Ni aujourd’hui, ni ne l’ont jamais été. Ces motifs paraissent à ce point choisis. Elus, dans le flux et le stock de toutes les figures possibles. Ce qui est peint me parait en même temps d’une incongruité et d’une précision telles, que les figures en question en sont encore plus louches. Intrigantes. (Surtout quand on connaît le temps que le peintre passe sur chacune des toiles. Sa lenteur d’exécution.) Des images hyperprésentes, tellement chargées, lourdes de références possibles qu’elles en deviennent vides ou plutôt creuses. Des images qui embêtent. C’est pénible l’image. C’est pas pratique. Ça bouche la vue. Ça englue le regard. Ça fait écran. Ça force à aller au delà, à creuser la surface. Ça a forcément du sens de peindre trois combinaisons de ski vides mais gonflées… en une sorte de faux triptyque qui en est un tout de même sans en être un… ou ailleurs des ours ou des sacs à mains. Mais qu’est-ce que ça vient faire ici, sur la toile ? Du sens. Mais, disons le, qui échappe. Se dérobe. Qui m’intrigue. Qui ne s’assigne pas si facilement. D’autant que ces motifs, ces figures font retour, récurrentes. Pas régulièrement, ni de manière obsessionnelle, ce serait trop limpide. Mais, suffisamment pour troubler, questionner sur leur choix. Deux ou trois fois. Des figures sur lesquels elle revient. Des figures qui reviennent.

Iconographie : souvent il est question de ce qui masque, ce qui cache. Des rideaux tirés, des vêtements, des sacs fermés… De ce qui laisse entrevoir. Qui détourne le regard. Des sous-vêtements. Des surfaces ajourées, incurvées. Egalement des yeux, et plus largement des formes rondes.
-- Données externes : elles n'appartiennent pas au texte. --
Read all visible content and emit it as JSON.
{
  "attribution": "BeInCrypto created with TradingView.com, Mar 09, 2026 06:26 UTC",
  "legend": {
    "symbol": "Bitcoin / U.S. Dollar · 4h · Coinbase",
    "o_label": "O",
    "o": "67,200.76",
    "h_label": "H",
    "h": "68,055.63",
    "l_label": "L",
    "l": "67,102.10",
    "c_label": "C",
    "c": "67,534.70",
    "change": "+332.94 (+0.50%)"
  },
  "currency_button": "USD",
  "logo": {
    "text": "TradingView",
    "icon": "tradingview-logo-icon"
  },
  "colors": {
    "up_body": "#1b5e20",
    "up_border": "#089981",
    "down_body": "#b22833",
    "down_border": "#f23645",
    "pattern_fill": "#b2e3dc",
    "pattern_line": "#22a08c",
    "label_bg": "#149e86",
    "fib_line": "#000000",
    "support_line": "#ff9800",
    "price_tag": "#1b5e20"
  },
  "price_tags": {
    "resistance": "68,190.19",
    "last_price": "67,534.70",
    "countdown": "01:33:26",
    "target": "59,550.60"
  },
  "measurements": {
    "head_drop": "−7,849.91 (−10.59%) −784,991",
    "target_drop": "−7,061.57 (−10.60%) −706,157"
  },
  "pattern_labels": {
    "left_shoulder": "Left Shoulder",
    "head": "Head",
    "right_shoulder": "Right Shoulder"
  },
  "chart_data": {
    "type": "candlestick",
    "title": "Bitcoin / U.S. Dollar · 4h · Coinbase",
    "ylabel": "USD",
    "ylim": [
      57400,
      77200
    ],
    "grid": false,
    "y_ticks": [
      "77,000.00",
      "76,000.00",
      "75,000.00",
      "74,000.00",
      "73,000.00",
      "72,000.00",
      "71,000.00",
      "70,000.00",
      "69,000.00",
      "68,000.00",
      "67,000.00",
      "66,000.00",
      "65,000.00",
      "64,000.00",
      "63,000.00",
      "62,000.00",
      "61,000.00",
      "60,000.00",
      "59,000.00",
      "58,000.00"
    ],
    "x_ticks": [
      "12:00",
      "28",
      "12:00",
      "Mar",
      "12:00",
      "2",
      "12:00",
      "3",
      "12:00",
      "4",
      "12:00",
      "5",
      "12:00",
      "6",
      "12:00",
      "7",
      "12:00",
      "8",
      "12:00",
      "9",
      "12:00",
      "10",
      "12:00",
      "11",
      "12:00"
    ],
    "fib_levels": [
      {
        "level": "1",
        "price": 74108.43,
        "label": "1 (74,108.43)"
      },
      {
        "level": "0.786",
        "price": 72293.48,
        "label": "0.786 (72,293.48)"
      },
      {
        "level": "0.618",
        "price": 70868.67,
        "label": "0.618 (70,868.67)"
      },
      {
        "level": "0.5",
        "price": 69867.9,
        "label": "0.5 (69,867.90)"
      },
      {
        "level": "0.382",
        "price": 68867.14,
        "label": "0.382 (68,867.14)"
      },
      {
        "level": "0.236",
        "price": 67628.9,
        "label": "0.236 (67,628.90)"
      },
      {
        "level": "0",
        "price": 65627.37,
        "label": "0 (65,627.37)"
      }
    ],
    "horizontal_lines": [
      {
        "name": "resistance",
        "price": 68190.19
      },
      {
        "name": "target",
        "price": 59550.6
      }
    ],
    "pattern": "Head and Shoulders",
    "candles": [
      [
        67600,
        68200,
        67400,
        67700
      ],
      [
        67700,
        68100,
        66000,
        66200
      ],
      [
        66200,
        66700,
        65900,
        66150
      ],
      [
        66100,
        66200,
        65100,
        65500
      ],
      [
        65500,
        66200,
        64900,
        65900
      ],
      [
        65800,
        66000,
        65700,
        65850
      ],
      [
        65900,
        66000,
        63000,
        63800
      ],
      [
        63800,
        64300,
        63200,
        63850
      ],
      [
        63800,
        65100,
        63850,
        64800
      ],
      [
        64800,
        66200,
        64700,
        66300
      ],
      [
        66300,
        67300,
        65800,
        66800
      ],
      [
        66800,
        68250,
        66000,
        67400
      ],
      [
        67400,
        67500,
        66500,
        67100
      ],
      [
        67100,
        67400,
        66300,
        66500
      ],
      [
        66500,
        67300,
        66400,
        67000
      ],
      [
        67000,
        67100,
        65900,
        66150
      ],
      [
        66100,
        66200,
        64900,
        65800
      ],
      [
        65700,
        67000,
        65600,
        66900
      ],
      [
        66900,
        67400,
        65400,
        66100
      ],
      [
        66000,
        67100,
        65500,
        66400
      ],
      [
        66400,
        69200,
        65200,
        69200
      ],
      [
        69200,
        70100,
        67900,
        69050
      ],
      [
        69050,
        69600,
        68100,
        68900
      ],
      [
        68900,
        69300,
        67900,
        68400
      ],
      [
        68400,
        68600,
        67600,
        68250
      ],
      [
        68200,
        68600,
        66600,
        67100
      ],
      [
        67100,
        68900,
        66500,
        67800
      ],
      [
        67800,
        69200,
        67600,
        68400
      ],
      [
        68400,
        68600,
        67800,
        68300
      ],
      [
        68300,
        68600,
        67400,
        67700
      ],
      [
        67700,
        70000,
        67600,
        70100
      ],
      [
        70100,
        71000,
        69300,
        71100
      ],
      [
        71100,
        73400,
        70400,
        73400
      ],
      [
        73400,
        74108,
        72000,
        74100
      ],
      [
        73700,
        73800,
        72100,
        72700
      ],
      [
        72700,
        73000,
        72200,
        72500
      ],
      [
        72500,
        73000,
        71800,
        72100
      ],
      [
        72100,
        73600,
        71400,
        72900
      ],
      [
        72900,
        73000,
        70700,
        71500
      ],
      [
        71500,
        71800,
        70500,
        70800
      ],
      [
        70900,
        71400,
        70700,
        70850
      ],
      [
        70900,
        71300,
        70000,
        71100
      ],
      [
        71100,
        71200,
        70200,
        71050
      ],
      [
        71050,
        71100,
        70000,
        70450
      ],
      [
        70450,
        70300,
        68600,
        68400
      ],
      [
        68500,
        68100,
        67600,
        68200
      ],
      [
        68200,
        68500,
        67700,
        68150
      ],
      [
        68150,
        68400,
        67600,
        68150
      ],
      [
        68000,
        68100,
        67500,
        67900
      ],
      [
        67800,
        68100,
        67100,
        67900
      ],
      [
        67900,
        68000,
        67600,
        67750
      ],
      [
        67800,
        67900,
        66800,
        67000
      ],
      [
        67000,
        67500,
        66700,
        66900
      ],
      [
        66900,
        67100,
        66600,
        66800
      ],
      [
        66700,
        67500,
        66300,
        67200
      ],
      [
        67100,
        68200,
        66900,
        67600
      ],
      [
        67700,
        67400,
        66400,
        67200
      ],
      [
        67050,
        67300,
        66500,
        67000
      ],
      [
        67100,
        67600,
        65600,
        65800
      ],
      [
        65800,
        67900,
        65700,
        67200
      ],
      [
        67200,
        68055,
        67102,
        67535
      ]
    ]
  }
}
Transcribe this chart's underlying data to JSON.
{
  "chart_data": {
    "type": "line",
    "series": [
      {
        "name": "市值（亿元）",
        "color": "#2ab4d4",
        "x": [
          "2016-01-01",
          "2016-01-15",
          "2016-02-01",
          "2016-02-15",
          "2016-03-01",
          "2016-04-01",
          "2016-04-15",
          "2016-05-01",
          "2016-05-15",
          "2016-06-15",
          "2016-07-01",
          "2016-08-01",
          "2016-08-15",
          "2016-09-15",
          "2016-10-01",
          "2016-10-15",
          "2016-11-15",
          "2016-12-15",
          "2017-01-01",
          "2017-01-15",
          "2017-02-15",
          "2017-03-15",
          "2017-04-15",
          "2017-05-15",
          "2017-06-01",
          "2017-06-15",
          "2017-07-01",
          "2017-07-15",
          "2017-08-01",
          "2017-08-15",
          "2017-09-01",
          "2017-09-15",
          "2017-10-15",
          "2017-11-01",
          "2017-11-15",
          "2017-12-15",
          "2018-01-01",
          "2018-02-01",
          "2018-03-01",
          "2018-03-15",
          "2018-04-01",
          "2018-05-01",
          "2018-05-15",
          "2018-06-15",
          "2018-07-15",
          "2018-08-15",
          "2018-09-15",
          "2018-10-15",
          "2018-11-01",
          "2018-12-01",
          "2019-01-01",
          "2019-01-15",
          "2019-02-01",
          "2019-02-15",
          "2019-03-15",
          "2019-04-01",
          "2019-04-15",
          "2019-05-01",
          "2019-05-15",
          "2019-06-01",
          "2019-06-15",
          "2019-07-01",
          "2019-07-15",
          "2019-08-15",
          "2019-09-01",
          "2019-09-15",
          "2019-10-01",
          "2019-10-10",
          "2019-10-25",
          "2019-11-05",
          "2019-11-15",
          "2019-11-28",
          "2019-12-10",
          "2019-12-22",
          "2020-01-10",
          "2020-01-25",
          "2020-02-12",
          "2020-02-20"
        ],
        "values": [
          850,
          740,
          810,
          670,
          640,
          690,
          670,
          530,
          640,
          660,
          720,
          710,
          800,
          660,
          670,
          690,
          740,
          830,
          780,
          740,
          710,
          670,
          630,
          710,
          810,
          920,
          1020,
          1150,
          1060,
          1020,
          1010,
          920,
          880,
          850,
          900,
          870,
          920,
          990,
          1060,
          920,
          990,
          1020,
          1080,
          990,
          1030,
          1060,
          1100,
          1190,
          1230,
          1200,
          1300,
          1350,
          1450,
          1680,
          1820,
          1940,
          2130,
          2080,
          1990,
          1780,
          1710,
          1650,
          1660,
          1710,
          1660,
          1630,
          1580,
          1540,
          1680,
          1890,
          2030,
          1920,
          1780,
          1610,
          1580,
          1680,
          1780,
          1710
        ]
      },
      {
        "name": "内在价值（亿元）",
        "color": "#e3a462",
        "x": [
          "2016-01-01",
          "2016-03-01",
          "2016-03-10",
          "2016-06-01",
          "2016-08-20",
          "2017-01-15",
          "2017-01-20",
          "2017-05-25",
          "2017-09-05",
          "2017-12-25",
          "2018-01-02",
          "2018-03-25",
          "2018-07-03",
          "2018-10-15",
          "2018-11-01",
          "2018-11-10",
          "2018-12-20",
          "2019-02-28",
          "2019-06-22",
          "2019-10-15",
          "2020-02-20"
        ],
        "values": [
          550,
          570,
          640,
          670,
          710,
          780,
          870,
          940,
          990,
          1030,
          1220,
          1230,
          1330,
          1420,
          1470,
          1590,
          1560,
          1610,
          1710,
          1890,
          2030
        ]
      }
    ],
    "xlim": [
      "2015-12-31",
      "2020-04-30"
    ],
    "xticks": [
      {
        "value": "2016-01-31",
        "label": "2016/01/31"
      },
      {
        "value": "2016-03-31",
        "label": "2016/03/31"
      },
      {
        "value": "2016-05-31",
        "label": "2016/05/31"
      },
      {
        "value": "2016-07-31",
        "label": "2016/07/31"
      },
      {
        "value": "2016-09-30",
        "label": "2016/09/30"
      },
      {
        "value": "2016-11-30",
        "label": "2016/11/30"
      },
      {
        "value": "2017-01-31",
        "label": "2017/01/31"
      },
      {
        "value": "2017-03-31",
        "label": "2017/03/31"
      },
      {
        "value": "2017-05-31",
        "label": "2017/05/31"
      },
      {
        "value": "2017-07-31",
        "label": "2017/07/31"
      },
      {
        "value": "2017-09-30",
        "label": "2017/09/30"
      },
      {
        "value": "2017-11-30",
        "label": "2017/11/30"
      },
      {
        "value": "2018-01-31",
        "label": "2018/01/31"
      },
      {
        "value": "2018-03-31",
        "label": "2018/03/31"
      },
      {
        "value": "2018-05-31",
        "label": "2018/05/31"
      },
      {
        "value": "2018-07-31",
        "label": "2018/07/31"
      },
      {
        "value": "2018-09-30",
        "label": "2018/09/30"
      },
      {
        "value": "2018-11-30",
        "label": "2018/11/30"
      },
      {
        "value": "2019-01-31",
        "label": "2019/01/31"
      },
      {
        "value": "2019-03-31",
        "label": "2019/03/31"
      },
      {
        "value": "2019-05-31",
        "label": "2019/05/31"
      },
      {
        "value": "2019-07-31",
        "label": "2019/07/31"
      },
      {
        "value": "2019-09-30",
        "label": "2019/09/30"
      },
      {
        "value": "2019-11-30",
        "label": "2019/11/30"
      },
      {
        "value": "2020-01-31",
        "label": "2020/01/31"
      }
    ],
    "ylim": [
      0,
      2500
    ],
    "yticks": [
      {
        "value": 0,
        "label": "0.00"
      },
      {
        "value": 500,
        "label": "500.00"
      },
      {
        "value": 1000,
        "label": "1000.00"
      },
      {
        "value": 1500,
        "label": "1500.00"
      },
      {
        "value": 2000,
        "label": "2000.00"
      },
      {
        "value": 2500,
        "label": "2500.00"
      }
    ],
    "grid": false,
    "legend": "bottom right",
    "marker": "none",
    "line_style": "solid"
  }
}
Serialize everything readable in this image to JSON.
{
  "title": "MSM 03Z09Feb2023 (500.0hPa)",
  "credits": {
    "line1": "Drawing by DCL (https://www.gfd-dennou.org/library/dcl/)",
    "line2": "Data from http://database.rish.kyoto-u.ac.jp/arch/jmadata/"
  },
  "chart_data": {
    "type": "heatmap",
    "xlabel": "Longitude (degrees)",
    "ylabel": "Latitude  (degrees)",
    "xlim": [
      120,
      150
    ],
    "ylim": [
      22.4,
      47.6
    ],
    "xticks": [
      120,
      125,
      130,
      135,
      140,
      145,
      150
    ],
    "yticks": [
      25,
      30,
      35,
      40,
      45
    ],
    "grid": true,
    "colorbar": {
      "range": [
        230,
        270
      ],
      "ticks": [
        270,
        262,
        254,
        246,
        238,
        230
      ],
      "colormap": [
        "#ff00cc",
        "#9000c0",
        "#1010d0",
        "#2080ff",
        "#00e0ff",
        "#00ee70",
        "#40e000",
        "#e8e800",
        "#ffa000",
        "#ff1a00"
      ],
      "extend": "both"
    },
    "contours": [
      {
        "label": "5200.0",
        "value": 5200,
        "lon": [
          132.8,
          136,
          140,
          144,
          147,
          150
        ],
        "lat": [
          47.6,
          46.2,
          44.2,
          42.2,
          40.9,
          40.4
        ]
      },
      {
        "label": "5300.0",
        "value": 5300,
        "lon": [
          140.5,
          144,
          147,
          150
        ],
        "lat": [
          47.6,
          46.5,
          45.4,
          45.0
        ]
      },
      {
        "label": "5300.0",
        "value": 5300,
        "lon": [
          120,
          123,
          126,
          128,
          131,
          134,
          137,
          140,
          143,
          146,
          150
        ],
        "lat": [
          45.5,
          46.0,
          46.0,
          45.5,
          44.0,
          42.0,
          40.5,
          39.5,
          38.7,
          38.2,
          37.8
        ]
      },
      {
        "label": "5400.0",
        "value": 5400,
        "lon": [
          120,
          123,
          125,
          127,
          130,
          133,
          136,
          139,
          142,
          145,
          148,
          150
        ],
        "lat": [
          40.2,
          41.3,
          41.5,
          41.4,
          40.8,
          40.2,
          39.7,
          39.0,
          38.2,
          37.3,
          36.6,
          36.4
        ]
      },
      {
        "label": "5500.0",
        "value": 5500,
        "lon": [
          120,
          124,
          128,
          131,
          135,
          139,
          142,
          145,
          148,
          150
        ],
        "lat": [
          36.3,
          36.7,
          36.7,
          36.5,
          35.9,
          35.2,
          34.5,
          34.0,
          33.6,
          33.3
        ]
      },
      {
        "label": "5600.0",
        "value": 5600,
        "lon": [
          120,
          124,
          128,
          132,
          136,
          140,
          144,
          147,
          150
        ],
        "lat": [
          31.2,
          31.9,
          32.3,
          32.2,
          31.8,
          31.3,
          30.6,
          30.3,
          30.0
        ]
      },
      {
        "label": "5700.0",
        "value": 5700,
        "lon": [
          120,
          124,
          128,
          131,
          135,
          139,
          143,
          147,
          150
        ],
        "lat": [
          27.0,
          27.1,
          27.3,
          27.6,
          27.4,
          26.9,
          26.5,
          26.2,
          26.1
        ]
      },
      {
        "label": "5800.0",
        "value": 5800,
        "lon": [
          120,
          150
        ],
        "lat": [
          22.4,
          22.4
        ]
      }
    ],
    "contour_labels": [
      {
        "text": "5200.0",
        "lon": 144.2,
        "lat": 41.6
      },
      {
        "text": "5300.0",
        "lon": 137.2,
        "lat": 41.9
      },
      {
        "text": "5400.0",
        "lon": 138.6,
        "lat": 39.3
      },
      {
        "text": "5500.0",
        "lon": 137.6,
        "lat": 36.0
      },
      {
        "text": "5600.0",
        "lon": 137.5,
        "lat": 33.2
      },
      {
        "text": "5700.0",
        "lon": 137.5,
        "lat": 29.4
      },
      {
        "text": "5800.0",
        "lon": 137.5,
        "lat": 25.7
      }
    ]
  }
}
Mais aussi de motifs qui ont à voir avec le corps : des objets pour le corps, des corps par allusion… Et plus explicitement encore, des intérieurs. Hypothèse : alors que tout une partie du travail tient en la mise à distance de toute expressivité (dans le geste, la facture, etc.), peut-être se tient elle précisément là. Dans cette affirmation sélective. Comme si ces figures fonctionnaient comme des récepteurs psychologiques particuliers. Tout (une relation intime au monde, l’expression d’un sujet) serait là, sous nos yeux, mais caché. Exposé et dissimulé. Jamais dévoilé. Figuré. Montrer en cachant, donner à voir en dissimulant. Jouer pleinement un des attributs de l’image. Pourtant, nous n’aurons jamais accès à cette cuisine interne qui a amené à ce choix particulier de ce qui est pas, et on s’en moque. Ce qui importe, c’est peut-être plus de savoir, de voir, de deviner la nécessité du choix. Et si cette hypothèse s’avérait vérifiée, cela modifierait considérablement le regard porté sur le travail.